Flagship Ferrari models are few and far between as we've only had a handful since the iconic 250 GTO. There was the 288 GTO, followed by the F40, F50, Enzo, and the LaFerrari. On March 5, the latter will celebrate its 10th anniversary since the official debut, so it's no wonder a replacement is on the way. A test mule was recently caught, so we've decided to use our crystal ball and see into the future of the next range-topping prancing horse.

Much like the LaFerrari test mule was a mishmash of parts from other models, its replacement looked weird since it borrowed components from existing vehicles. For example, the headlights came from the 296 GTB while the taillights were borrowed from the SF90 Stradale. The front air intakes resembled those of the Enzo and the giant rear wing looked out of place. Consequently, our rendering is mostly speculative since Ferrari is hiding the design of its new hypercar.

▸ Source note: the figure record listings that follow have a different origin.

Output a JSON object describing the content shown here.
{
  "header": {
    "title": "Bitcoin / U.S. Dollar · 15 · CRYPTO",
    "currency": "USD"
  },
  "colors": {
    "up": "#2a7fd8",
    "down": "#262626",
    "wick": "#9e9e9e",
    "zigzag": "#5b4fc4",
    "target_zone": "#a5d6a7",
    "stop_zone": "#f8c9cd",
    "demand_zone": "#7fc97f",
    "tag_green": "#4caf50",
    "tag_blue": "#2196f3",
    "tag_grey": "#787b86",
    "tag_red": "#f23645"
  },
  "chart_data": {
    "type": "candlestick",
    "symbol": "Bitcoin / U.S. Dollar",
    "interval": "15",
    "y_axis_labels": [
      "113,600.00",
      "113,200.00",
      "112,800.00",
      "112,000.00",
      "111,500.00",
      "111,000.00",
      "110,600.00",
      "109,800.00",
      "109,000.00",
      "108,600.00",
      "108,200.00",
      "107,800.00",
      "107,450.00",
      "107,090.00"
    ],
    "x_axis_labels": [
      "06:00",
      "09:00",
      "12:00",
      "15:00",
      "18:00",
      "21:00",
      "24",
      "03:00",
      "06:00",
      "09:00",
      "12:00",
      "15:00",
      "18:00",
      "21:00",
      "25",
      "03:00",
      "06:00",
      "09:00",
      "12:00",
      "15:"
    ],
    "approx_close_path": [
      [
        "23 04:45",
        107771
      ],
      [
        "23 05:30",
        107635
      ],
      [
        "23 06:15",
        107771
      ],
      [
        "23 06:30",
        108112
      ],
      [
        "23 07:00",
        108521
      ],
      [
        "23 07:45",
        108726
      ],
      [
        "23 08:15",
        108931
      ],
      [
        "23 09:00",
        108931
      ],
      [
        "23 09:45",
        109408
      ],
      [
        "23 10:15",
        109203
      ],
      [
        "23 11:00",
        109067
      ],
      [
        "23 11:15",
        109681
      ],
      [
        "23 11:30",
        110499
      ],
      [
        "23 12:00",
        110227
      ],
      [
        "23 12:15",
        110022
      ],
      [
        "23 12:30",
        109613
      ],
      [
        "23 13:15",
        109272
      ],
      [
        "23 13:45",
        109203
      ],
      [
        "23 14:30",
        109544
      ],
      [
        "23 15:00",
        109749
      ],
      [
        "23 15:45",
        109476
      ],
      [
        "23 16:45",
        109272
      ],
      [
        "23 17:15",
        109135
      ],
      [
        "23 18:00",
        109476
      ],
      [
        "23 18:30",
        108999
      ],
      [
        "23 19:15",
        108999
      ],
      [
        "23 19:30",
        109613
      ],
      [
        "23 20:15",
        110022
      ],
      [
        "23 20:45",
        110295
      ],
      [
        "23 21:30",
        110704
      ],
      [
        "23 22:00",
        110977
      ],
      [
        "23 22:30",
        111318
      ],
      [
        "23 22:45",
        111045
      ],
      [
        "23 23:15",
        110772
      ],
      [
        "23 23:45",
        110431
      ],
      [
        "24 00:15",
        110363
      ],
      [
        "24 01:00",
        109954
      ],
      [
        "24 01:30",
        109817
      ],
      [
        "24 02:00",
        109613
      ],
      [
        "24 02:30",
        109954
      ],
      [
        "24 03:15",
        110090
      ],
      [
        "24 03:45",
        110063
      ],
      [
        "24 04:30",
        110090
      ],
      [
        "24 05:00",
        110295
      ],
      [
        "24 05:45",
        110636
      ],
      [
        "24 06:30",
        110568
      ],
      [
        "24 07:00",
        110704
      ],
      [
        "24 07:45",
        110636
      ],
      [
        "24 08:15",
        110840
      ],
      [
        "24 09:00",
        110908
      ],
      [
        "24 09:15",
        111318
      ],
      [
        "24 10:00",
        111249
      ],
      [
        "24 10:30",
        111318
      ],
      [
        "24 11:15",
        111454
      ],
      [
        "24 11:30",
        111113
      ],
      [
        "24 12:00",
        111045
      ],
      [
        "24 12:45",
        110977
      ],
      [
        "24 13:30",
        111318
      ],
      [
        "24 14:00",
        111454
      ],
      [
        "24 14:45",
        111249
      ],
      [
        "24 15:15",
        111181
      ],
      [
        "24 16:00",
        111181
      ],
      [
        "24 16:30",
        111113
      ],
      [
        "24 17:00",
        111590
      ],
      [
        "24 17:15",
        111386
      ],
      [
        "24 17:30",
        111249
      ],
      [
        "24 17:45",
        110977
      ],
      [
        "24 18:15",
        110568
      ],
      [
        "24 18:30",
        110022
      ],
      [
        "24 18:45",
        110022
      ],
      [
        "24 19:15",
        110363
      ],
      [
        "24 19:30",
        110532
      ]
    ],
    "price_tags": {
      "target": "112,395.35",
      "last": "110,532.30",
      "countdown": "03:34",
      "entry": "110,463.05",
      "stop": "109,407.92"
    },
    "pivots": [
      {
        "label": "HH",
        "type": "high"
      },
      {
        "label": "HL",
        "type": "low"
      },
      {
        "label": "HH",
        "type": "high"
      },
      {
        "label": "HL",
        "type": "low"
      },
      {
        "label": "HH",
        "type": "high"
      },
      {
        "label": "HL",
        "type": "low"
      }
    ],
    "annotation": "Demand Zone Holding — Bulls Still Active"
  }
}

2025 Ferrari hypercar rendering by Motor1.com

The car's design is not the only piece of the puzzle we're missing as the powertrain is also a mystery. It'll definitely be a hybrid but it is believed the V12 is going away. The last time a Ferrari range topper didn't have a twelve-cylinder engine was during the F40 era (late 1980s and early 1990s). The prototype caught on camera seemingly didn't sound like it had a V12, so don't be too surprised if the LaFerrari replacement has been bitten by the downsizing bug.

If that's the case, expect the hybrid setup to be based around the 4.0-litre V8 of the SF90 Stradale or the 3.0-litre V6 powering the 296 GTB. For what it's worth, the 499P race car developed for endurance racing has a twin-turbo V6 adapted from the 296 GT3. Even if it'll lose half of the cylinders compared to the LaFerrari, the new Italian beast should still make over 1,000 bhp. In fact, the Vision Gran Turismo has been envisaged as a V6 hybrid with four-digit hp.

Of course, enthusiasts are hoping for a final V12 hypercar from Maranello. Even if they won't get it, the 812 Superfast successor is still going to have a dozen of cylinders and more than 819 bhp. In addition, the new Purosangue SUV is V12-only for the time being, so Ferrari isn't giving up on its largest engine just yet.

Having just spotted an early test mule, an official reveal isn't happening anytime soon. Rumour has it Ferrari will show the car behind closed doors to potential buyers before the end of the year. The rest of us will probably have to wait until later in 2024. Allegedly codenamed "F250," the new hypercar could be limited to 828 units: 599 coupes, 199 convertibles, and 30 XX units.

Production of the coupe is apparently slated to commence in October 2024, followed by the XX in July 2026 and the Spider in October 2027. The last car will be assembled at some point in 2030.